Security Policy in System-on-Chip Designs by Sandip Ray & Abhishek Basak & Swarup Bhunia
Author:Sandip Ray & Abhishek Basak & Swarup Bhunia
Language: eng
Format: epub
ISBN: 9783319934648
Publisher: Springer International Publishing
4.4.3 Untrustworthy IP Cores
As seen in the previous works on static trust verification of designs, untrustworthy IP cores is an extremely challenging problem in terms of finding an adequate solution to provide high-security coverage. We note here that our proposed run-time SoC protection mechanism against potential system-level effects of untrustworthy IPs is complementary to these existing static IP-trust validation techniques, which attempt mostly to detect malicious modifications and/or covert backdoor channels in designs via targeted test vectors or formal analysis. In contrast, the aim of our dynamic protection is to monitor and detect system (SoC)-level direct/indirect effects of IP-level Trojans (and bugs) at run time and apply necessary security controls, according to requirements of corresponding fine-grained IP-trust aware security policies. Although we do not claim complete coverage against the gamut of all possible untrustworthy IP core scenarios, the intention is to show that just like the scenario of SoC with underlying trusted IP hardware, where security policies defend against threats, mainly originating from malicious S/W stacks and SoC to system interface, the SoC designer can also implement policies to detect untrusted, undependable IP actions arising from Trojans in the design, and prevent any system-level compromise. At the same time, one can do so in a systematic, methodical fashion with some enhancements to the E-IIPS architecture. As opposed to an exact set of rules and regulations, the solution provides guidelines to SoC designers/integrators on an efficient approach towards solving untrustworthy IPs in SoC issue. We note here once again that we have assumed that there is no malicious collusion between IP cores to execute system-level attacks, i.e., we treat each IP as independent entity from viewpoint of untrustworthiness.

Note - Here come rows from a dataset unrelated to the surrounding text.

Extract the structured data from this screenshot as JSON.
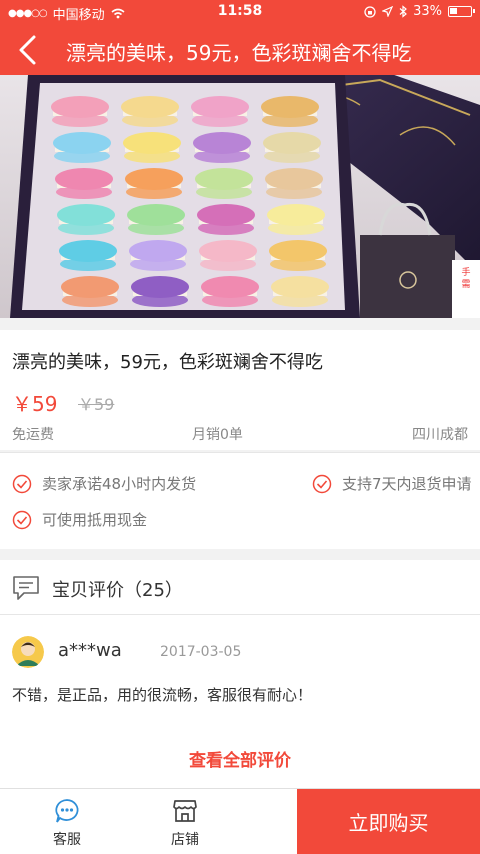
{
  "status_bar": {
    "carrier": "中国移动",
    "time": "11:58",
    "battery": "33%"
  },
  "nav": {
    "title": "漂亮的美味，59元，色彩斑斓舍不得吃"
  },
  "product": {
    "title": "漂亮的美味，59元，色彩斑斓舍不得吃",
    "price": "￥59",
    "original_price": "￥59",
    "shipping": "免运费",
    "monthly_sales": "月销0单",
    "location": "四川成都"
  },
  "guarantees": {
    "ship_48h": "卖家承诺48小时内发货",
    "return_7d": "支持7天内退货申请",
    "cash_voucher": "可使用抵用现金"
  },
  "reviews": {
    "title": "宝贝评价（25）",
    "item": {
      "user": "a***wa",
      "date": "2017-03-05",
      "text": "不错，是正品，用的很流畅，客服很有耐心！"
    },
    "view_all": "查看全部评价"
  },
  "bottom_bar": {
    "service_label": "客服",
    "shop_label": "店铺",
    "buy_label": "立即购买"
  },
  "colors": {
    "accent": "#f2493a"
  }
}
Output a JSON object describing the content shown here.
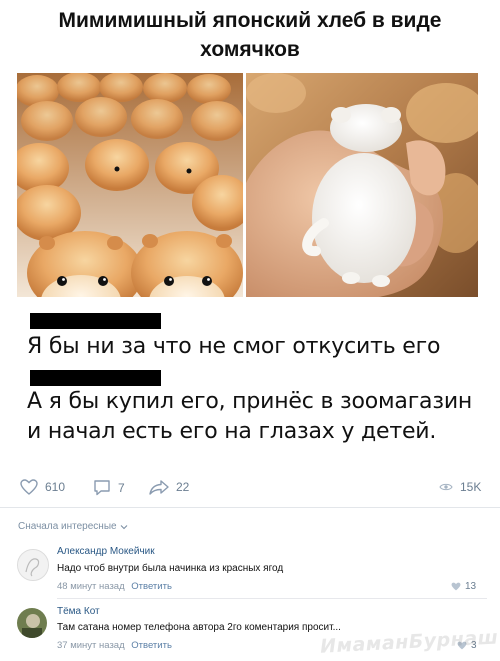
{
  "post": {
    "title_line1": "Мимимишный японский хлеб в виде",
    "title_line2": "хомячков"
  },
  "comments_image": {
    "comment1": "Я бы ни за что не смог откусить его",
    "comment2": "А я бы купил его, принёс в зоомагазин и начал есть его на глазах у детей."
  },
  "stats": {
    "likes": "610",
    "comments": "7",
    "reposts": "22",
    "views": "15K"
  },
  "sort": {
    "label": "Сначала интересные"
  },
  "comments": [
    {
      "author": "Александр Мокейчик",
      "text": "Надо чтоб внутри была начинка из красных ягод",
      "time": "48 минут назад",
      "reply": "Ответить",
      "likes": "13"
    },
    {
      "author": "Тёма Кот",
      "text": "Там сатана номер телефона автора 2го коментария просит...",
      "time": "37 минут назад",
      "reply": "Ответить",
      "likes": "3"
    }
  ],
  "watermark": "ИмаманБурнаш dns.ru",
  "colors": {
    "link": "#2a5885",
    "muted": "#6b7e91",
    "redaction": "#000000"
  }
}
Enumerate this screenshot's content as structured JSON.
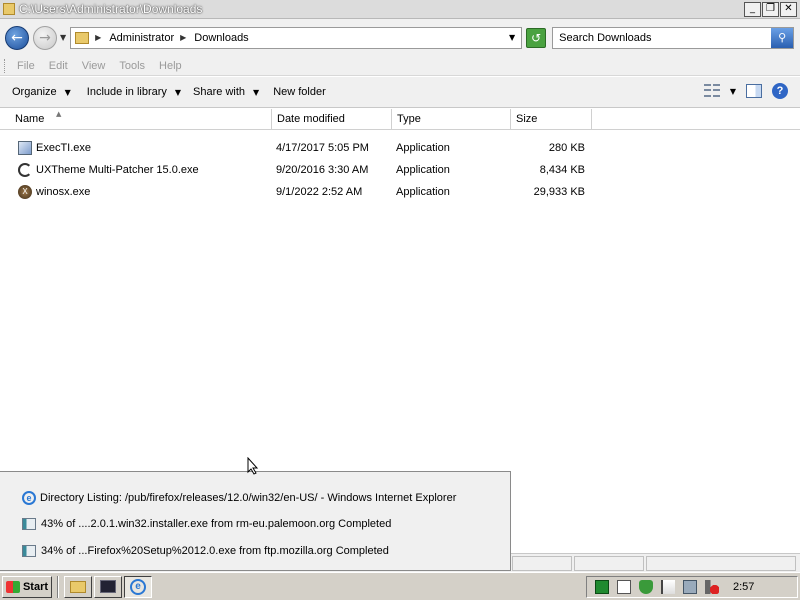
{
  "window": {
    "title": "C:\\Users\\Administrator\\Downloads",
    "buttons": {
      "minimize": "_",
      "maximize": "❐",
      "close": "✕"
    }
  },
  "address": {
    "crumbs": [
      "Administrator",
      "Downloads"
    ],
    "search_placeholder": "Search Downloads"
  },
  "menu": [
    "File",
    "Edit",
    "View",
    "Tools",
    "Help"
  ],
  "commands": [
    "Organize",
    "Include in library",
    "Share with",
    "New folder"
  ],
  "columns": [
    "Name",
    "Date modified",
    "Type",
    "Size"
  ],
  "files": [
    {
      "name": "ExecTI.exe",
      "date": "4/17/2017 5:05 PM",
      "type": "Application",
      "size": "280 KB",
      "icon": "exectl-app-icon"
    },
    {
      "name": "UXTheme Multi-Patcher 15.0.exe",
      "date": "9/20/2016 3:30 AM",
      "type": "Application",
      "size": "8,434 KB",
      "icon": "uxtheme-app-icon"
    },
    {
      "name": "winosx.exe",
      "date": "9/1/2022 2:52 AM",
      "type": "Application",
      "size": "29,933 KB",
      "icon": "winosx-app-icon"
    }
  ],
  "taskbar_popup": [
    {
      "text": "Directory Listing: /pub/firefox/releases/12.0/win32/en-US/ - Windows Internet Explorer",
      "icon": "ie-icon"
    },
    {
      "text": "43% of ....2.0.1.win32.installer.exe from rm-eu.palemoon.org Completed",
      "icon": "download-icon"
    },
    {
      "text": "34% of ...Firefox%20Setup%2012.0.exe from ftp.mozilla.org Completed",
      "icon": "download-icon"
    }
  ],
  "taskbar": {
    "start_label": "Start",
    "clock": "2:57"
  },
  "colors": {
    "title_bar": "#dcdcdc",
    "toolbar_bg": "#f0f0f0",
    "taskbar_bg": "#d4d0c8",
    "accent_blue": "#2a78d4"
  }
}
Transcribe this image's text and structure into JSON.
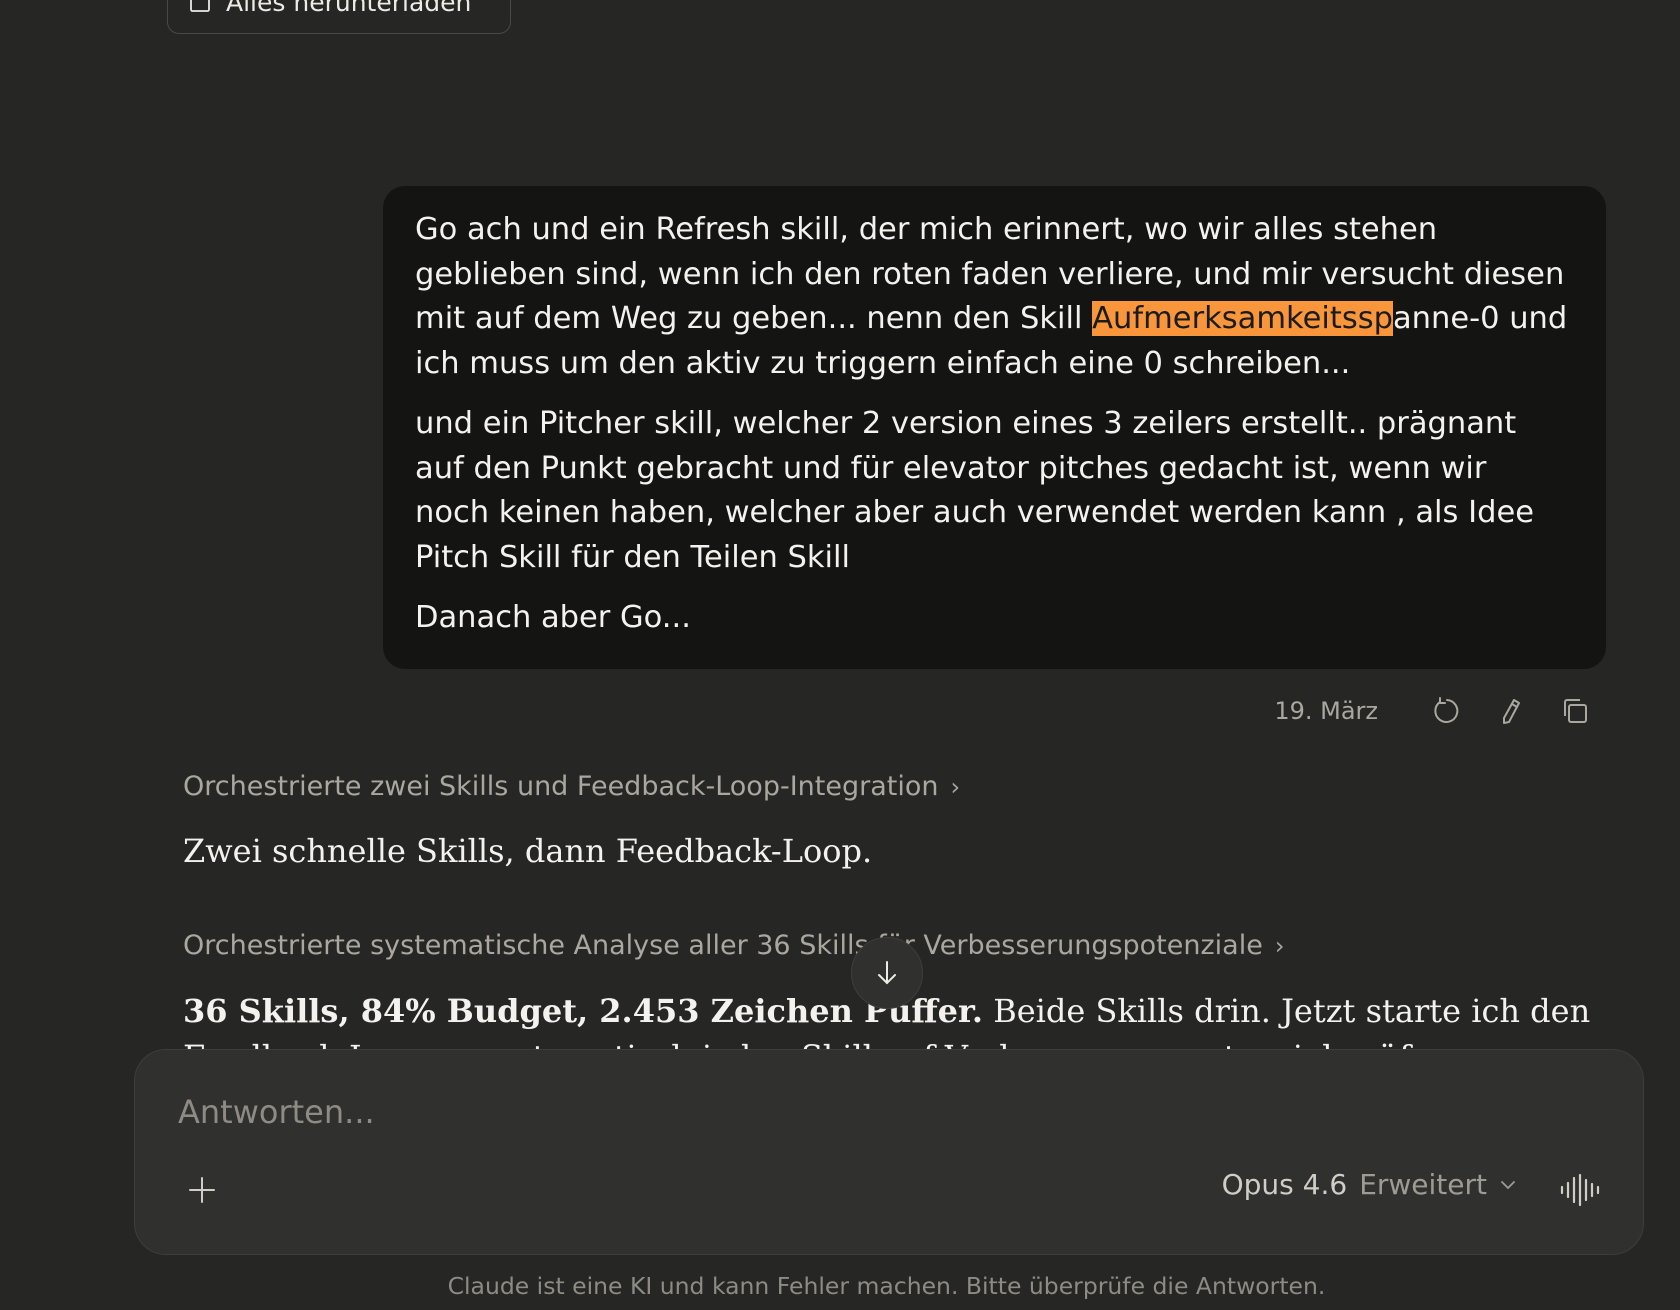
{
  "download": {
    "label": "Alles herunterladen"
  },
  "user_message": {
    "paragraph1_before": "Go ach und ein Refresh skill, der mich erinnert, wo wir alles stehen geblieben sind, wenn ich den roten faden verliere, und mir versucht diesen mit auf dem Weg zu geben... nenn den Skill ",
    "paragraph1_highlight": "Aufmerksamkeitssp",
    "paragraph1_after": "anne-0 und ich muss um den aktiv zu triggern einfach eine 0 schreiben...",
    "paragraph2": "und ein Pitcher skill, welcher 2 version eines 3 zeilers erstellt.. prägnant auf den Punkt gebracht und für elevator pitches gedacht ist, wenn wir noch keinen haben, welcher aber auch verwendet werden kann , als Idee Pitch Skill für den Teilen Skill",
    "paragraph3": "Danach aber Go..."
  },
  "meta": {
    "date": "19. März",
    "icons": [
      "retry-icon",
      "edit-icon",
      "copy-icon"
    ]
  },
  "assistant": {
    "thought1": "Orchestrierte zwei Skills und Feedback-Loop-Integration",
    "answer1": "Zwei schnelle Skills, dann Feedback-Loop.",
    "thought2": "Orchestrierte systematische Analyse aller 36 Skills für Verbesserungspotenziale",
    "answer2_bold": "36 Skills, 84% Budget, 2.453 Zeichen Puffer.",
    "answer2_rest": " Beide Skills drin. Jetzt starte ich den",
    "answer2_line2": "Feedback-Loop — systematisch jeden Skill auf Verbesserungspotenzial prüfen..."
  },
  "composer": {
    "placeholder": "Antworten...",
    "model_name": "Opus 4.6",
    "model_mode": "Erweitert"
  },
  "disclaimer": "Claude ist eine KI und kann Fehler machen. Bitte überprüfe die Antworten."
}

As mentioned earlier, for such third-party IPs, there is no golden RTL implementation or associated models available as templates to an SoC designer, apart from the high-level IP functional/architecture specifications (trusted as SoC designer/architect would typically provide it) and the SoC architecture (signifying that an IP’s interface with other SoC components, IPs is known). Even if architecture is not explicitly specified for the IP by the SoC designer, high-level features like the number of pipeline stages, their overall functions, number of cache levels, presence of virtual memory or not for processors, and similarly for other IPs are mostly available and easy to validate by the SoC design house. The key observation here is that one can utilize only these high-level specification, IP interface-level information along with generic architecture-level rationale to verify correlations between specific, abstracted out, temporal events across different micro-architecture-level sub-components of an IP to detect potentially untrustworthy behavior that might affect the SoC operations. Typically, in a design like a trusted IP core, a functionally relevant operation, meaningful and visible to SoC components external to the IP, incorporates specific correlated, internal (to IP) events occurring temporally across multiple spatial micro-architecture-level IP sub-units, i.e., these sub-units interact in a specific rational, meaningful manner with each other to perform an activity or operation [70], relevant at the SoC level. The corresponding events are referred to here as “Micro-architecturally Correlated Events” (MCE).